Причина была только одна.
— Джефф, стой! — она догоняет его уже у импровизированной парковки, когда капитан останавливается, в недоумении уставившись на девушку, что, оказывается, бежала за ним. Отдышавшись, Эмма старается не смотреть в его глаза. — Мои таблетки… я могу их забрать?
Внутри него будто все органы облили керосином и подожгли. Многое изменилось с момента их расставания, а он был не тем, кто погружался в ностальгию или анализировал прошлое; однако он не мог не заметить измененного человека, стоявшего перед ним. Он был уверен, что Эмма… забылась. В лучших своих традициях. Улетела куда-нибудь в Рим, напилась вина, наболталась со своими многочисленными подружками и друзьями, которых она, конечно же, так никогда не назовёт, а затем снова вернулась в обличие истеричной стервы, что не видит дальше своего носа. Нет, то была другая Эмма: со слегка растрепанными от бега пшеничными кудрями, с раскрасневшимися от бог знает чего глазами и покусанными в нервах губами. Она не была в порядке. И это его убивало.
— Нет, не можешь, — спокойно говорит он, надеясь, что в эту секунду она не набросится на него с кулаками. — Я выбросил эту дрянь.
— Что?! — голос срывается, глаза наполняются слезами, и Эмма уже не знает, куда себя деть. Страх в душе разрастается настоящим воздушным шаром, и, кажется, он вот-вот лопнет. — Что ты такое говоришь? Ты хоть понимаешь, что здесь мне их просто так никто не продаст?!
— Иди в клинику. Пусть тебе выпишут рецепт. С каких пор это проблема?
Равнодушный тон и взгляд, опущенный на наручные часы — иголка, поднесенная к воздушному шарику. Он лопается, и Эмма рычит, с силой ударяя ногой по колесу машины Джеффа.

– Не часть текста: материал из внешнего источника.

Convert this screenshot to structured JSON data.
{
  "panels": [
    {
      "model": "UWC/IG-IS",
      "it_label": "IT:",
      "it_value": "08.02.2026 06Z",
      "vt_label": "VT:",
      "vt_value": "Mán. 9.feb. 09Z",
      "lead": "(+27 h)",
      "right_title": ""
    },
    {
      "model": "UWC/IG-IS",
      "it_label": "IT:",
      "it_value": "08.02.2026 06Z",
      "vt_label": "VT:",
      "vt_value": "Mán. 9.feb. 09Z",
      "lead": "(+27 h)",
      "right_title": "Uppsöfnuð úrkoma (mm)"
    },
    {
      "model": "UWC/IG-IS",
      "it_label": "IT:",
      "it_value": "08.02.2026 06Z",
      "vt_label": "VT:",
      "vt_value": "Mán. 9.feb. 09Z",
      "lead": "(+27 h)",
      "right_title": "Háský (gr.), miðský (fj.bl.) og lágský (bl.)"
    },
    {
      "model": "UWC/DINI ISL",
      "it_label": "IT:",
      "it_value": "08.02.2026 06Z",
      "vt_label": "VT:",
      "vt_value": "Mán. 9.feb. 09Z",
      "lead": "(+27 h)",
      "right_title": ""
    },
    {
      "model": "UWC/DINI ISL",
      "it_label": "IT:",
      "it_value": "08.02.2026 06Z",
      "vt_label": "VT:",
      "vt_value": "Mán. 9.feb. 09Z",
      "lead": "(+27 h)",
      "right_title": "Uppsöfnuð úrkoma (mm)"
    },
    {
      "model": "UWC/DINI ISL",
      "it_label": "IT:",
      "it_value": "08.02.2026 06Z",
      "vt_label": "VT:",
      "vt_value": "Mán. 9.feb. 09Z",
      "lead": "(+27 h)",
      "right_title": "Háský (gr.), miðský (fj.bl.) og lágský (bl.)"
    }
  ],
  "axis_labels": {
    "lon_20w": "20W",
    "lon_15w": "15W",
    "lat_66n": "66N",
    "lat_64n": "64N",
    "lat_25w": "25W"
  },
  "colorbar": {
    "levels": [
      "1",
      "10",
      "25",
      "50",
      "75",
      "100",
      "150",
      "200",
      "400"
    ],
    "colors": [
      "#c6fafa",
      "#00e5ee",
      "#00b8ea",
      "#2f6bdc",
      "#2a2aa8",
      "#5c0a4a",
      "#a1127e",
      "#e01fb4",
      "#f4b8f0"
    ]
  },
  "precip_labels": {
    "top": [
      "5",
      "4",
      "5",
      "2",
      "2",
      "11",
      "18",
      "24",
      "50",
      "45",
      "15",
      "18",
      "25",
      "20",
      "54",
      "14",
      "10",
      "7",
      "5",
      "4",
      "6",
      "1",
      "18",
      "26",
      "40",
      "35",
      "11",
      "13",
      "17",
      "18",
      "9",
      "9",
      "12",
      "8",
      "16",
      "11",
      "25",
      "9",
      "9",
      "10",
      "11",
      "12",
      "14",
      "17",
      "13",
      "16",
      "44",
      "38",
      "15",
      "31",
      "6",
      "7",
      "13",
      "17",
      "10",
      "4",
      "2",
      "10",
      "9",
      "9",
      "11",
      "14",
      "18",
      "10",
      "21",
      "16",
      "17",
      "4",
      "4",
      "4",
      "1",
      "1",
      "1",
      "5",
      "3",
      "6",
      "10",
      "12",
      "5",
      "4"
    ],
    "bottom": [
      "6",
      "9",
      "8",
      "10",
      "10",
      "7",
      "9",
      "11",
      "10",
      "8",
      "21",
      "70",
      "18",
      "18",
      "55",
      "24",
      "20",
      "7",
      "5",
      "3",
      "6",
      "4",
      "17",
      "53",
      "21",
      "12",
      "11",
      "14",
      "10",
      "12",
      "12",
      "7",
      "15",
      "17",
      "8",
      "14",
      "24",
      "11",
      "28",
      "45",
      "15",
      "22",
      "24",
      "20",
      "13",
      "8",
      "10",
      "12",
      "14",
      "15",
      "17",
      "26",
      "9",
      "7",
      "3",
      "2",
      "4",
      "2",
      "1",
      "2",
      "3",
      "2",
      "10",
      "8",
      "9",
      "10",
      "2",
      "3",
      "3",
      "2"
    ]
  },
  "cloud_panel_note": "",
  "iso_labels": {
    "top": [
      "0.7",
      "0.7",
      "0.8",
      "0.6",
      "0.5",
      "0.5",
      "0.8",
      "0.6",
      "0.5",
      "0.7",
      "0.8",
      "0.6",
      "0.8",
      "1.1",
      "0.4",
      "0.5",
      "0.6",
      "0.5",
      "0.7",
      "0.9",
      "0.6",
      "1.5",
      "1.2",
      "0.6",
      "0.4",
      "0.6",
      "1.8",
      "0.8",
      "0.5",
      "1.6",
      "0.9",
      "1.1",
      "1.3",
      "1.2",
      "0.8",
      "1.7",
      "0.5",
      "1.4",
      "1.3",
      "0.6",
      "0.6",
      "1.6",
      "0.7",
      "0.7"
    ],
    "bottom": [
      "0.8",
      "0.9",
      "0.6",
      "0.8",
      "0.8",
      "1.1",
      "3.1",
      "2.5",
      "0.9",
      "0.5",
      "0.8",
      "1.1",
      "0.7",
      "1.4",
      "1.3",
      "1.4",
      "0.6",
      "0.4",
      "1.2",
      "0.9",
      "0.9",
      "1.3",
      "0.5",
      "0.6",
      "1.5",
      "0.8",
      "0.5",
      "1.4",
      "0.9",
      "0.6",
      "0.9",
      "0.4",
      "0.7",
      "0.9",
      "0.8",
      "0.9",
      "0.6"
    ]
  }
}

— Ты что творишь?! — орёт он.
— Я не могу светиться в таких местах, это может навредить моей карьере! — с губ срывается всхлип, девушка отходит от машины и зарывается пальцами в волосы. — Черт, черт, черт! Что ты натворил! Достань мне эти гребанные таблетки!
— Эмма, ты говоришь, как наркоманка.
— Я не наркоманка! — крик срывается, и Эмма закрывает глаза, делая глубокий вдох.
Это снова происходит. Очередной приступ паники и агрессии, снова невозможность держать себя в руках, и, черт, почему, почему именно с ним?! Пусть кто угодно видит её срывы, только не Джефф, только не главная их причина.
Пауза, в которую капитан испепеляет её задумчивым взглядом, затягивается. Неизвестно, что сейчас творится в его голове, но глаза эти прожигают насквозь, и девушка обхватывает себя руками, отворачиваясь. Всё опять пошло по дерьмовому сценарию.
— Садись, — сухо бросает он, кивая в сторону пассажирского кресла. — Я отвезу тебя.
Эмма оборачивается, чтобы смерить мужчину вопросительным взглядом. Лицемер. Он же всем своим видом кричит: «Оставь меня в покое». И тогда она набирает больше воздуха в лёгкие, прерывисто выдыхает и с огромным трудом произносит:
— Не надо. Я сама дойду.
***
Послевкусие очередного армагеддона с Джеффом отдаётся ноющей болью в груди. Она все думает и думает о произошедшем, пытается представить себе другой сценарий, перебирает в голове тысячи реплик и концовок, но ни в одной из них нет хэппи-энда. Пелена сожалений, чувства вины и горечи об упущенном времени ненадолго рассеивается, когда девушка оказывается в родной обстановке.
Ей нравится, когда на неё кричат. Это стимулирует, это позволяет взглянуть на себя со стороны и исправить ошибки. Она действительно любила те моменты, когда Алан подбегал к ней со своим рупором и осыпал её угрозами. Тогда девушка собиралась, отбрасывала все лишнее из головы и души и играла. Играла так, как никогда бы не сыграла, будь она облита тоннами лести и комплиментов. Эмма была эдакой мазохисткой, а как ещё иначе объяснить её слепую привязанность и больную любовь к капитану Джеффу?